1 Sans avoir rien d'alarmant pour la pudeur la plus stricte, la phrase suivante ne peut se traduire qu'en latin et en note : Eructat aliquis adeo ut vel extra conclave cerebrum audientis concutiat, ùndique e corpore caliginosus effluit quasi e camino fumus, calore intus in putredinem verso.

 

327

 

verrez bientôt naître la peste. Elle est produite par l'infection qui vient du dehors; mais celle qui est au dedans, qui est concentrée par le corps et n'a point d'issue, ne produit-elle pas mille maux pour le corps et pour l'âme? Ce qu'il y a de terrible, c'est que plusieurs murmurent contre Dieu pour les nécessités auxquelles notre corps est soumis, et eux-mêmes les accroissent. Dieu nous a donné ces lois, afin de nous détourner de l'intempérance , afin de nous persuader même par ces moyens de ne pas nous égarer dans les choses de ce monde. Mais vous ne vous laissez pas même par là détourner de l'intempérance; vous vous y plongez jusqu'au gosier, tant que dure le temps du repas, ou plutôt vous n'attendez pas jusque-là. Le plaisir du goût ne s'éteint-il pas, dès que l'aliment a dépassé la langue et la gorge? La sensation disparaît alors, mais le malaise se prolonge, parce que l'estomac n'opère pas ou opère avec grand'peine.
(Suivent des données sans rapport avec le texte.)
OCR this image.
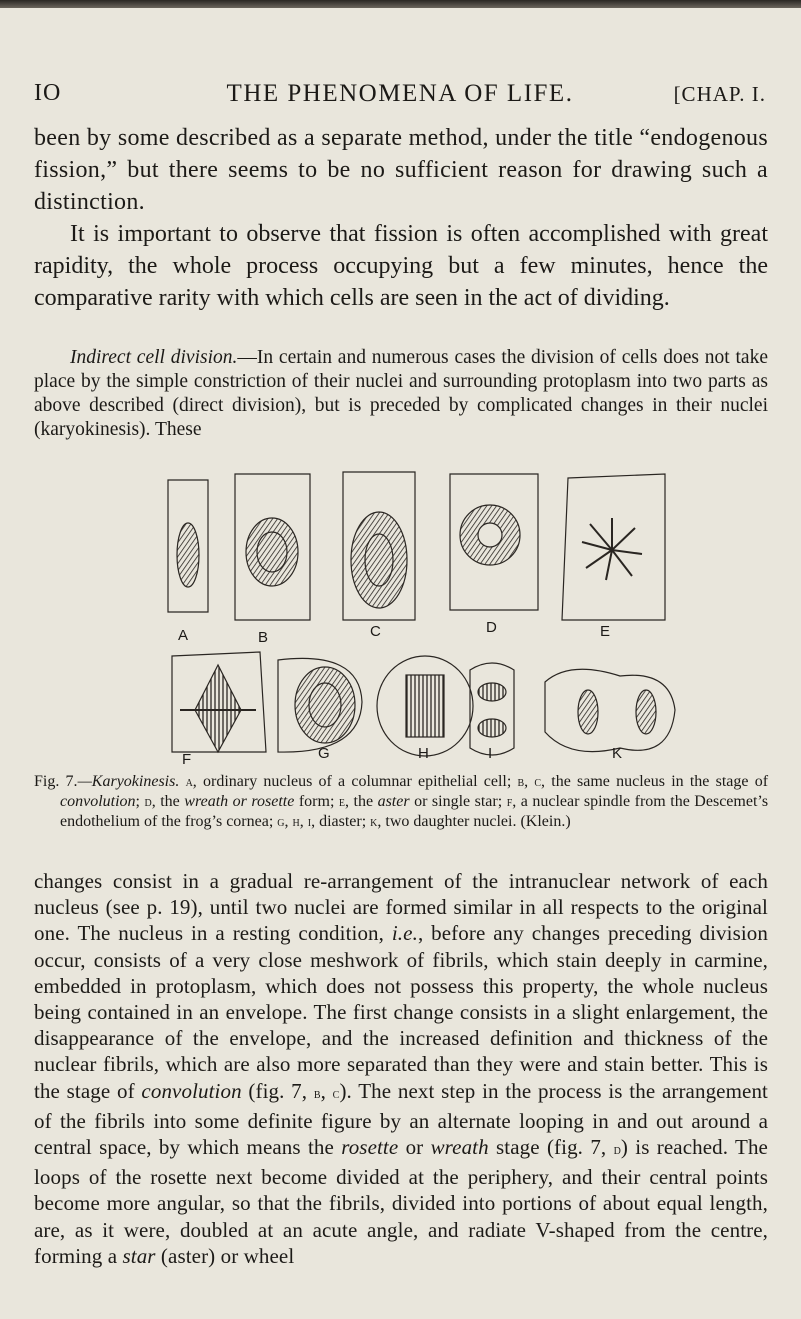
IO	THE PHENOMENA OF LIFE.	[CHAP. I.

been by some described as a separate method, under the title “endogenous fission,” but there seems to be no sufficient reason for drawing such a distinction.

It is important to observe that fission is often accomplished with great rapidity, the whole process occupying but a few minutes, hence the comparative rarity with which cells are seen in the act of dividing.

Indirect cell division.—In certain and numerous cases the division of cells does not take place by the simple constriction of their nuclei and surrounding protoplasm into two parts as above described (direct division), but is preceded by complicated changes in their nuclei (karyokinesis). These

A	B	C	D	E
F	G	H	I	K

Fig. 7.—Karyokinesis. a, ordinary nucleus of a columnar epithelial cell; b, c, the same nucleus in the stage of convolution; d, the wreath or rosette form; e, the aster or single star; f, a nuclear spindle from the Descemet’s endothelium of the frog’s cornea; g, h, i, diaster; k, two daughter nuclei. (Klein.)

changes consist in a gradual re-arrangement of the intranuclear network of each nucleus (see p. 19), until two nuclei are formed similar in all respects to the original one. The nucleus in a resting condition, i.e., before any changes preceding division occur, consists of a very close meshwork of fibrils, which stain deeply in carmine, embedded in protoplasm, which does not possess this property, the whole nucleus being contained in an envelope. The first change consists in a slight enlargement, the disappearance of the envelope, and the increased definition and thickness of the nuclear fibrils, which are also more separated than they were and stain better. This is the stage of convolution (fig. 7, b, c). The next step in the process is the arrangement of the fibrils into some definite figure by an alternate looping in and out around a central space, by which means the rosette or wreath stage (fig. 7, d) is reached. The loops of the rosette next become divided at the periphery, and their central points become more angular, so that the fibrils, divided into portions of about equal length, are, as it were, doubled at an acute angle, and radiate V-shaped from the centre, forming a star (aster) or wheel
L'apôtre a donc dit avec raison : « Celle qui vit dans les délices est morte toute vivante». Elle ne peut ni se faire entendre, ni entendre, l'âme qui vit ainsi; elle est amollie, sans générosité, sans courage, sans liberté, timide et impudente, vile flatteuse, ignorante, colère, irascible, pleine de tous les maux et privée de tous les biens. « Celle qui vit dans les délices est morte toute vivante. Et prescrivez-leur d'être irréprochables ». (I Tim. V, 6, 7.) Vous le voyez, c'est une loi; il ne le livre pas à leur choix. Prescrivez-leur, dit-il , de ne pas vivre dans les délices, car c'est assurément un mal, et l'on ne peut admettre aux mystères ceux qui vivent ainsi: « Prescrivez-leur d'être irréprochables » ; vous voyez donc qu'il met cette conduite au nombre des péchés; car ce qui est libre, quand on ne le pratiquerait pas, n'empêche pas d'être irréprochable. Ainsi , obéissant à Paul, nous aussi nous vous avertissons que les veuves qui vivent dans les délices ne sont pas au nombre des veuves. Car si un soldat qui donne son temps aux bains, aux théâtres et à ses affaires est regardé comme un déserteur, combien plus le doit-on dire des veuves? Ne cherchons point ici notre repos , afin de le trouver dans l'autre vie; ne vivons pas ici dans les délices , afin de jouir dans la vie future des délices véritables, des véritables plaisirs qui ne produisent aucun mal et nous mettent en possession de tant de biens, que je souhaite à vous tous en le Christ Jésus Notre-Seigneur avec qui soient au Père et au Saint-Esprit, gloire, puissance, honneur, maintenant et toujours, et aux siècles des siècles. Ainsi soit-il.